Latest research suggests Sucralose can damage your DNA and damage your gut lining, while also increasing oxidative stress, inflammation and carcinogenicity.

artificial sweeteners sucralose

In the pursuit of healthier lifestyles and weight management, many people have turned to artificial sweeteners as a seemingly guilt-free alternative to sugar.

Sucralose, a widely used artificial sweetener, has gained significant popularity due to its intense sweetness without the added calories. However, as research unfolds, concerns have arisen regarding the potential damaging effects of sucralose on our health. In this article, I'll delve into the hidden dangers and explore the adverse consequences associated with the consumption of sucralose.

The Basics of Sucralose

Sucralose is a non-nutritive artificial sweetener derived from sugar. It is approximately 600 times sweeter than sugar, making it a popular choice for those seeking a sugar substitute. Unlike sugar, sucralose is not metabolized by the body, leading to claims that it is calorie-free. Due to its perceived benefits, it has found its way into a variety of food and beverage products, including diet sodas, sugar-free desserts, and processed snacks.

Digestive Disturbances

One of the primary concerns associated with sucralose consumption is its potential impact on digestive health. Some studies have suggested that sucralose alters the balance of gut bacteria, leading to dysbiosis—a condition characterized by an imbalance in the gut microbiome. Disruptions in gut bacteria have been linked to numerous health issues, including digestive disorders, impaired immune function, and even metabolic disturbances. While further research is necessary, these findings highlight the need for caution when consuming sucralose regularly.

Metabolic Effects

Contrary to the notion of sucralose as a zero-calorie sweetener, emerging evidence suggests that it may have detrimental effects on metabolism. Several studies have demonstrated that sucralose consumption can lead to increased insulin resistance—a condition associated with the development of type 2 diabetes. It is believed that sucralose may interfere with the body's normal response to glucose, disrupting the delicate balance of blood sugar regulation. Moreover, prolonged consumption of artificial sweeteners like sucralose may alter our perception of sweetness, leading to a preference for sweeter foods and potentially contributing to weight gain.

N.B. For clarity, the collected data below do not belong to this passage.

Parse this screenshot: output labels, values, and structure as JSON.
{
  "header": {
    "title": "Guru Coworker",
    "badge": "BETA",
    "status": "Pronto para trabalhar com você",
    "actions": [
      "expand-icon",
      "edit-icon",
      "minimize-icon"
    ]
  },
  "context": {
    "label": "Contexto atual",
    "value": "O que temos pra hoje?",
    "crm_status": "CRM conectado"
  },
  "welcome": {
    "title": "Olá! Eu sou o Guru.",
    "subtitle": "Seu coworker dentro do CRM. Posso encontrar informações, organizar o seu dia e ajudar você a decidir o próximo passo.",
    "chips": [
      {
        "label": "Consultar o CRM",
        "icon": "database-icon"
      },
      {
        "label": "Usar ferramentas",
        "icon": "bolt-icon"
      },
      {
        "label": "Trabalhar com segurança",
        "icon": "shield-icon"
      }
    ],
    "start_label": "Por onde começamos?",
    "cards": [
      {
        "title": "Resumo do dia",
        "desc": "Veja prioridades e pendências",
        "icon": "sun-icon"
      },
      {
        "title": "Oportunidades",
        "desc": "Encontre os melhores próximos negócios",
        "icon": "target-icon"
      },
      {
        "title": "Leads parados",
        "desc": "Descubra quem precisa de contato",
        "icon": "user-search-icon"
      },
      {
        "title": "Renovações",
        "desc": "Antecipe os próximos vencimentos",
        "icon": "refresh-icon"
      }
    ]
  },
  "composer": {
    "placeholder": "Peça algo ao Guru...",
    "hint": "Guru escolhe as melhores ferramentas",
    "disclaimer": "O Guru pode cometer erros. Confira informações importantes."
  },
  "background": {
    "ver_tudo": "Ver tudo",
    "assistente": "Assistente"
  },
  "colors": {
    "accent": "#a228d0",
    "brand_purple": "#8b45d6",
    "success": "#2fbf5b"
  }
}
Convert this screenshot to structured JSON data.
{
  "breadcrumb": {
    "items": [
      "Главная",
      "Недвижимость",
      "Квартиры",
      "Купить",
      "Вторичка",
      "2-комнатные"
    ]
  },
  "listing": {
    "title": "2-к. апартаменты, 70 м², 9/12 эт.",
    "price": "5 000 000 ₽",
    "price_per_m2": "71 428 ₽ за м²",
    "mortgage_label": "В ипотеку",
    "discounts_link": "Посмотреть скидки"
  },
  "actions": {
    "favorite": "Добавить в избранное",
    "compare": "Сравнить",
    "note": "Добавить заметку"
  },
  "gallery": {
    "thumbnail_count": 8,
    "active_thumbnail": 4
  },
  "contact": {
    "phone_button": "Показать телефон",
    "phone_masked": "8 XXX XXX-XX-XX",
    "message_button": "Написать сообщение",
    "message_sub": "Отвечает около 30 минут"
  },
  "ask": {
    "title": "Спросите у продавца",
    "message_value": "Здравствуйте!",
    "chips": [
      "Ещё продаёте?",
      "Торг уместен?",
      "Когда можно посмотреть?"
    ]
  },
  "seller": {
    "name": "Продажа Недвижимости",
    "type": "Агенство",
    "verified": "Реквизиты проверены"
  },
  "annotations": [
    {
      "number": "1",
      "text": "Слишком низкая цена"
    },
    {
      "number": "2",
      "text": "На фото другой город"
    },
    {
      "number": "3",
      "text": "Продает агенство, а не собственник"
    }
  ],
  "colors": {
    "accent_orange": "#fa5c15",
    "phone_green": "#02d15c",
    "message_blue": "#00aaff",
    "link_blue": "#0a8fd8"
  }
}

Negative Impact on Weight Management

Ironically, despite its widespread use as a tool for weight management, sucralose may have a counterproductive effect. Some studies have indicated that artificial sweeteners like sucralose can disrupt the body's natural hunger and satiety signals, leading to an increased desire for calorie-dense foods. This can potentially lead to overeating and weight gain, undermining the very intention behind their use. Furthermore, as mentioned earlier, sucralose's potential impact on insulin resistance can further hinder weight loss efforts.


Some of the latest published research from 29th May 2023 (click here for the study), shows that sucralose (Splenda) could be metabolised in the gut to form a compound that damages DNA. During digestion a harmful chemical sucralose-6-acetate is formed, which effectively breaks up DNA cells that it is exposed to. When exposed to the gut epithelial tissue, the gut wall becomes more permeable, allowing waste products to 'leak' into the blood stream.

The research team from North Carolina State University and the University of North Carolina at Chapel Hill also discovered that gut cells exposed to sucra;pse-6-acetate has increased activity in genes related to oxidative stress, inflammation and carcinogenicity.

Last month (May 2023), the World Health Organisation issued new guidelines advising against the use of artificial sweeteners to control body weight or reduce the risk of noncommunicable diseases. They may actually increase certain health risks like type 2 diabetes and cardiovascular disease.